Hungry ants inspire self-guided vehicle

Researchers in the Canary Islands have reported in the IET research journal Electronics Letters how they used a technique based on the way ants find the shortest route between home and a source of food to create a self-steering car.

The Verdino, which has been designed by a team of engineers from the University of La Laguna uses an effect known as ‘ant colony optimisation’, or ACO, to sense the road surface in front of it.

In nature, every ant travelling between an ant hill and a source of food leaves a trail of pheromones that can be followed by other members of their colony. As the chemicals evaporate, the path taken by those making the shortest journey becomes the most deeply reinforced and in turn is the one chosen by other ants.

Algorithms derived from this effect can help to resolve problems of combinatory optimisation in self-guided vehicles, explains Rafael Arnay from ULL’s, Department of Systems and Automatic Engineering and Computer Architecture and Technology.

“The ACO technique is based, similarly, on a colony of artificial ants, in other words computational agents that work cooperatively and communicate with each other by means of artificial pheromone trails,” he said.

Arnay’s team have built a prototype that resembles a golf buggy, and is equipped with control system that processes data from an on-board camera.

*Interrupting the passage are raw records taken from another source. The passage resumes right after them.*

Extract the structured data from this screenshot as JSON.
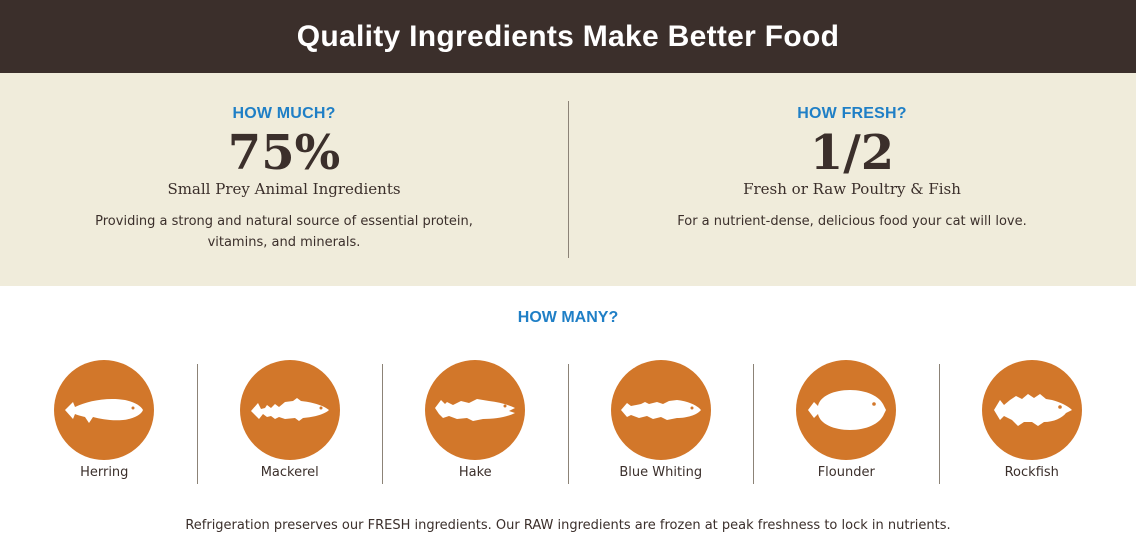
{
  "header": {
    "title": "Quality Ingredients Make Better Food"
  },
  "stats": [
    {
      "question": "HOW MUCH?",
      "value": "75%",
      "subtitle": "Small Prey Animal Ingredients",
      "description": "Providing a strong and natural source of essential protein, vitamins, and minerals."
    },
    {
      "question": "HOW FRESH?",
      "value": "1/2",
      "subtitle": "Fresh or Raw Poultry & Fish",
      "description": "For a nutrient-dense, delicious food your cat will love."
    }
  ],
  "how_many": {
    "question": "HOW MANY?",
    "fish": [
      {
        "name": "Herring",
        "icon": "herring-icon"
      },
      {
        "name": "Mackerel",
        "icon": "mackerel-icon"
      },
      {
        "name": "Hake",
        "icon": "hake-icon"
      },
      {
        "name": "Blue Whiting",
        "icon": "blue-whiting-icon"
      },
      {
        "name": "Flounder",
        "icon": "flounder-icon"
      },
      {
        "name": "Rockfish",
        "icon": "rockfish-icon"
      }
    ]
  },
  "footer": {
    "note": "Refrigeration preserves our FRESH ingredients. Our RAW ingredients are frozen at peak freshness to lock in nutrients."
  },
  "colors": {
    "header_bg": "#3b2f2b",
    "stats_bg": "#f0ecdb",
    "accent_blue": "#1f7fc6",
    "fish_orange": "#d2772a"
  }
}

This is being tested for possible use as an internal transport system to link 25 housing units and a visitor centre in a bioclimatic housing development being built by the Technological and Renewable Energy Institute in the south of Tenerife.

Initial results are said to be “very promising”, and show that Verdino can negotiate unstructured roads without lines painted on the surface, or with irregular edges caused by encroachment by soil or vegetation.

The researchers believe a commercial version of the system could find uses in vehicles for town centres, tourist complexes, sporting venues, shopping centres and industrial estates, and could even be used within remote security systems or in adapted cars for elderly or disabled people.

‘Ant colony optimisation algorithm for detection and tracking of non-structured roads’ is published in the 5 June 2008 issue of Electronics Letters (Vol 44, No 12).